Will my Insurance Cover if an Unlicensed Driver Crashes my Car?

In case an individual without a driver’s license, such as a spouse or a driving-age child, resides in your household, you would have been obligated to inform your car insurance provider about their presence. Subsequently, certain insurers might incorporate this person into their premium calculations, despite their lack of driving privileges. If your insurer was aware of an unlicensed household member, increased your premium due to their inclusion, and you have the appropriate coverage for damages, they might be liable to cover the resulting costs. It’s important, however, to have the necessary coverage in place before this becomes a viable consideration.

Even if they were aware of the unlicensed individual in your household and chose not to adjust the rate or impose an additional charge, they may still pay the damages and injuries caused by the unlicensed driver in an accident involving the insured auto, especially if the policy does not specifically prohibit coverage for such an individual. Nonetheless, they could opt to reassess the individual’s rate during the next renewal or potentially decline to offer renewal terms altogether based on the occurrence.

On the other hand, failing to disclose presence of an unlicensed person of driving age in your household could lead the insurance company to reject the claim, citing your omission of significant information. In many states, auto insurers not only have the right to reject claims based on substantial misrepresentation but can also terminate the policy as a result.

Should an individual without a valid driver’s license operate the vehicle despite being explicitly excluded in the policy, the automobile insurance company will decline coverage for any resulting claims. When a person’s name is specifically excluded in the policy, it signifies that they should not have been driving the vehicle, consequently resulting in a lack of coverage.

If another individual, who does not reside with you, were to drive your car without a valid driver’s license, the potential consequences extend beyond just denied insurance claims. You could find yourself in legal trouble as well. Vehicle owners bear responsibility for the actions of those operating their vehicles. Permitting an unlicensed individual to drive your car could lead to your involvement in a criminal situation. Allowing someone without proper qualifications to control a motor vehicle is seen as assisting in the commission of a crime. This act of knowingly facilitating a violation of the law could result in charges being brought against you in a court of law.

For example, car owners can be charged for letting someone with no, suspended or revoked driver license drive their vehicles in New York. The penalty can be a fine between $500 and $5,000 and up to six months jail sentence. Other states have similar laws. In Pennsylvania, the facilitating vehicle owner would get the same penalty as the person driving with a suspended or revoked license and it can mean suspension of driver’s license up to 5 years.

However, if they told you lies to get their way or you had no reason to suspect, you may escape the charges. Then, it would be up to the auto insurer to consider paying for damages or not. When something is clearly illegal in your state, you are required to make sure you don’t commit a crime. In this case, if it is a crime to let an unlicensed driver operate your vehicle in your state, your vehicle insurer can turn around and say that you should have checked.

The key point here is that auto insurance companies wouldn’t insure an unlicensed driver to drive a car.

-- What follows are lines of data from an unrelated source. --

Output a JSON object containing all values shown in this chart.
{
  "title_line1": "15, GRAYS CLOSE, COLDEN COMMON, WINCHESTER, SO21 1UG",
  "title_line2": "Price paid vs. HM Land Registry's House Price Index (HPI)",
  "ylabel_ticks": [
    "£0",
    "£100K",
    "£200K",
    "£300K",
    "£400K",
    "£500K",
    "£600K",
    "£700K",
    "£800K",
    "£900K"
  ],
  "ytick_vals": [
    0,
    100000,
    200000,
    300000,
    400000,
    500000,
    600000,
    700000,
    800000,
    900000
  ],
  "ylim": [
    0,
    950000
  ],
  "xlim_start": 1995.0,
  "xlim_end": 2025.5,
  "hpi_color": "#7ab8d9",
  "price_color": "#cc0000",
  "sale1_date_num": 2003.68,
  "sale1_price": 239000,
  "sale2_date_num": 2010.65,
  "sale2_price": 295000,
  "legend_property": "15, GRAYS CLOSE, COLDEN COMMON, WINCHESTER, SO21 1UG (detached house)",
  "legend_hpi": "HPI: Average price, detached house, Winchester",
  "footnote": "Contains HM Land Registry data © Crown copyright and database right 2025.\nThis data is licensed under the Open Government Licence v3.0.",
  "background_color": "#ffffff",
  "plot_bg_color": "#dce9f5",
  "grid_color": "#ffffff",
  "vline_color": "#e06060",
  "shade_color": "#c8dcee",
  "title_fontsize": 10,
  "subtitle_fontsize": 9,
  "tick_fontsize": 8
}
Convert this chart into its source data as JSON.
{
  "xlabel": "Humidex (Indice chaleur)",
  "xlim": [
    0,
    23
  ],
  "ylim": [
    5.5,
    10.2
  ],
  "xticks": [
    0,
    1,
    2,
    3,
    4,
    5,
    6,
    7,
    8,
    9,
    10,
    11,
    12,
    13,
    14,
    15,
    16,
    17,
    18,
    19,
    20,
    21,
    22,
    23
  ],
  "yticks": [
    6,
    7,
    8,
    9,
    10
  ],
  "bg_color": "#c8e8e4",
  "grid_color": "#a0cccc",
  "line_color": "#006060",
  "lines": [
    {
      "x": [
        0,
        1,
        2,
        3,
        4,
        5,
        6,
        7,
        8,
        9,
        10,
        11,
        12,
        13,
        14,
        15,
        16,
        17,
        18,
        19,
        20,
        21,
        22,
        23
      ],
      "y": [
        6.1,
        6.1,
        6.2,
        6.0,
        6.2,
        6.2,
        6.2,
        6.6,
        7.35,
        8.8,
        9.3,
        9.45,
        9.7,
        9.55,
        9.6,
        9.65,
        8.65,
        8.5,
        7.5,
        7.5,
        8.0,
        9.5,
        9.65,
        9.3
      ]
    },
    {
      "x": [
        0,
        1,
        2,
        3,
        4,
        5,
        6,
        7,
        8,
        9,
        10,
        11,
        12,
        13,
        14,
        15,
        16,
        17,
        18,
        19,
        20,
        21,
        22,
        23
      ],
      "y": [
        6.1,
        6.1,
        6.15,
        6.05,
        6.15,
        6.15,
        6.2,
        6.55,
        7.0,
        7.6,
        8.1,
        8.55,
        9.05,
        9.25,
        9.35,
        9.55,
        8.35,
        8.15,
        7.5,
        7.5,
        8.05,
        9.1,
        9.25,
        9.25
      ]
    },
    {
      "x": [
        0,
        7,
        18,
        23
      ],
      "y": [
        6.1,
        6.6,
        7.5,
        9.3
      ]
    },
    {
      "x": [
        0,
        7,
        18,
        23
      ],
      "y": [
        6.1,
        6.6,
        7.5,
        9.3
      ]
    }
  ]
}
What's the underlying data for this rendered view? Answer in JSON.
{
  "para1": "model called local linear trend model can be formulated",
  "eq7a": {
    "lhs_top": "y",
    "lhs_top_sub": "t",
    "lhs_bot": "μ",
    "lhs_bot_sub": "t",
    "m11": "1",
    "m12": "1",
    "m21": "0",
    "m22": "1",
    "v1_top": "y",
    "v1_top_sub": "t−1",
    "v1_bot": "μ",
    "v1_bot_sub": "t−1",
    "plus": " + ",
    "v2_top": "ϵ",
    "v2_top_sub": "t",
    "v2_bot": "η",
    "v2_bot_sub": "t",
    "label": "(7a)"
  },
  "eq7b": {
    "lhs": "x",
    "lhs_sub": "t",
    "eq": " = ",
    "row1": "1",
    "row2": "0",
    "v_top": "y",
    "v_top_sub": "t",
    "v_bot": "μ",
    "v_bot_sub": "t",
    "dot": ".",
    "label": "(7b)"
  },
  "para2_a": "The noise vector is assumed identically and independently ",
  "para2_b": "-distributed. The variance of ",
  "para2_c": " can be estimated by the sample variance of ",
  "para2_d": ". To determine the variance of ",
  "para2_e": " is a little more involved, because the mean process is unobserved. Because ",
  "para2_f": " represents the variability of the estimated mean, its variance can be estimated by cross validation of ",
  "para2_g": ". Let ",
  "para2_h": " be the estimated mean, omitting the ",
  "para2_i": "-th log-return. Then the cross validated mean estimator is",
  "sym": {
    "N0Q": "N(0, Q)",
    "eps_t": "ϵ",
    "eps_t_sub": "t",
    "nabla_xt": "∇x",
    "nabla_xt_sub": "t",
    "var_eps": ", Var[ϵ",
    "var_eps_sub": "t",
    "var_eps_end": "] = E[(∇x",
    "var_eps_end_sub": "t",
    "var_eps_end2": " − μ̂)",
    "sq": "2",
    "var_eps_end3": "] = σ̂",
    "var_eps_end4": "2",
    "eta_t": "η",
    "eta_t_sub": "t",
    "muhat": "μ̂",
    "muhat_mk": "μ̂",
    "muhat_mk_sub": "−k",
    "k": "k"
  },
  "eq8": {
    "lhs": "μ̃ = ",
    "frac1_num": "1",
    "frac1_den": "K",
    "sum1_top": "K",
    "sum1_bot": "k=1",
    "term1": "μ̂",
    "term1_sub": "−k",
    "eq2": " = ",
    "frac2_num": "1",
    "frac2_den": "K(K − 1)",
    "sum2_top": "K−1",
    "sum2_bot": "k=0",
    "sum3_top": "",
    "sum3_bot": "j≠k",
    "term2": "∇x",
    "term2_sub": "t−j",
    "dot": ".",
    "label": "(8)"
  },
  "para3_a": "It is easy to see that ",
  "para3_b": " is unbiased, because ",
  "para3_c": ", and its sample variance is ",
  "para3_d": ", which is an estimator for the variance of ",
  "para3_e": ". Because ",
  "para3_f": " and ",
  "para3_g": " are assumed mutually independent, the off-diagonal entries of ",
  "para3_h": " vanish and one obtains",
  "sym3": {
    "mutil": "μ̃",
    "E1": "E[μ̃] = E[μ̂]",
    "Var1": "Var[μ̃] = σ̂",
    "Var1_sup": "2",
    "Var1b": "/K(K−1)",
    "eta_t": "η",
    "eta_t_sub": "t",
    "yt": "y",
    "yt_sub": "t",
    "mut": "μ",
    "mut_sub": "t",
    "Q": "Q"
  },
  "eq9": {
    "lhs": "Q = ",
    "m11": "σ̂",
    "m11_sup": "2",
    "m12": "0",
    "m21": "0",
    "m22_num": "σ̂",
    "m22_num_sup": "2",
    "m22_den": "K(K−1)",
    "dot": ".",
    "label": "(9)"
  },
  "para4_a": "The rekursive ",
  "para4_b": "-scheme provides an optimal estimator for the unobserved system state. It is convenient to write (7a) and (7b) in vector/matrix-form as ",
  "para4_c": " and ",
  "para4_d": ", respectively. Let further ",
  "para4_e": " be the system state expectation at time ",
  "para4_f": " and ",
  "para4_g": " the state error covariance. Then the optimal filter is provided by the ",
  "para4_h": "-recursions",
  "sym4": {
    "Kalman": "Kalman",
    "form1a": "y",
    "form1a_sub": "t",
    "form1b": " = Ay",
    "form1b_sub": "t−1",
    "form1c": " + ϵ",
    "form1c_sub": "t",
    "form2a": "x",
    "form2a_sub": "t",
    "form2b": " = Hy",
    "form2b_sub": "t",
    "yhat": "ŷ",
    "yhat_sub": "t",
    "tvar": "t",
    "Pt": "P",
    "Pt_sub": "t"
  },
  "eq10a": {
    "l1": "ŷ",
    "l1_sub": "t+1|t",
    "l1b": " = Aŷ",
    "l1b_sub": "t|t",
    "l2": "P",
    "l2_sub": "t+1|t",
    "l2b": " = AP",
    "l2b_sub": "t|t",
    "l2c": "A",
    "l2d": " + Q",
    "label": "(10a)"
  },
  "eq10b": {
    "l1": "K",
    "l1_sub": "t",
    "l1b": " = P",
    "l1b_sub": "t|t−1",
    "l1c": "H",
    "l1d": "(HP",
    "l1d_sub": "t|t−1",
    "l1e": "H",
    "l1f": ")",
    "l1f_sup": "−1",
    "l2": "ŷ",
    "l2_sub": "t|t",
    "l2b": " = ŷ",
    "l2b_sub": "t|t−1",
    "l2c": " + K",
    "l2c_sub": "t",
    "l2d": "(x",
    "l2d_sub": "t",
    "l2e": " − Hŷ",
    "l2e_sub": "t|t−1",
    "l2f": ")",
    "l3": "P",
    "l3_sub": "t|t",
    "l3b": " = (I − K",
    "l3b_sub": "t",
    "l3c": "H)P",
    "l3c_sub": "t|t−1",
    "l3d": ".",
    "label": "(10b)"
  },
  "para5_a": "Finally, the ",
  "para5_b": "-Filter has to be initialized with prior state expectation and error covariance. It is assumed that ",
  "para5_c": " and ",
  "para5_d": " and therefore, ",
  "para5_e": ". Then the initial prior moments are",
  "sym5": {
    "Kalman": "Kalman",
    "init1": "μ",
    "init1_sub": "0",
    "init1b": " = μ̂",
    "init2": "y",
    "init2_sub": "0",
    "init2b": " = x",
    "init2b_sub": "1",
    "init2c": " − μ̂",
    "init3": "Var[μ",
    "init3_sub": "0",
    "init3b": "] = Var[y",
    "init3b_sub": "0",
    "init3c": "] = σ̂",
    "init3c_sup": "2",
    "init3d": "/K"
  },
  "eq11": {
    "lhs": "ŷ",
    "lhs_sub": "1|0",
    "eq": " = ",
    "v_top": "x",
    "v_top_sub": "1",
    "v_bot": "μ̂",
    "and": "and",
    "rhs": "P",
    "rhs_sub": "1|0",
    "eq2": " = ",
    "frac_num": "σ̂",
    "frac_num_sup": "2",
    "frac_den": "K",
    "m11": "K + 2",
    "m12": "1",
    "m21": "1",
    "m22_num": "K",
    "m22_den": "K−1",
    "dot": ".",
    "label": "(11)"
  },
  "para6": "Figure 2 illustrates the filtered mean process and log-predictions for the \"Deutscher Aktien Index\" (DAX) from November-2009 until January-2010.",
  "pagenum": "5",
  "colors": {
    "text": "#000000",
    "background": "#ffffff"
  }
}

If they are ever included in a policy because they are the owner of the vehicle, they would clearly be excluded from driving. So, it is understandable that they would expect the same sensitivity from their policyholders too.

Finally, if someone stole your automobile and crashed it, it is irrelevant that such person was unlicensed because your vehicle was taken without your consent and your insurer has to pay for theft or damages relating to a theft as long as you have coverage for it. In this case, you would need Comprehensive coverage to be able to claim for a stolen auto.

In the eyes of the law, automobile owners are responsible for their actions and they can be sued for letting someone unlicensed to drive their cars. And if they were negligent to a point that they knowingly hand over their car keys to an unlicensed driver, their insurer may refuse to pay any related claim.

It is important to note that the outcome of a claim depends on the circumstances, insurer and state rules. Therefore, it is best to check with your agent, insurer or even lawyer to get the right advice for your circumstances.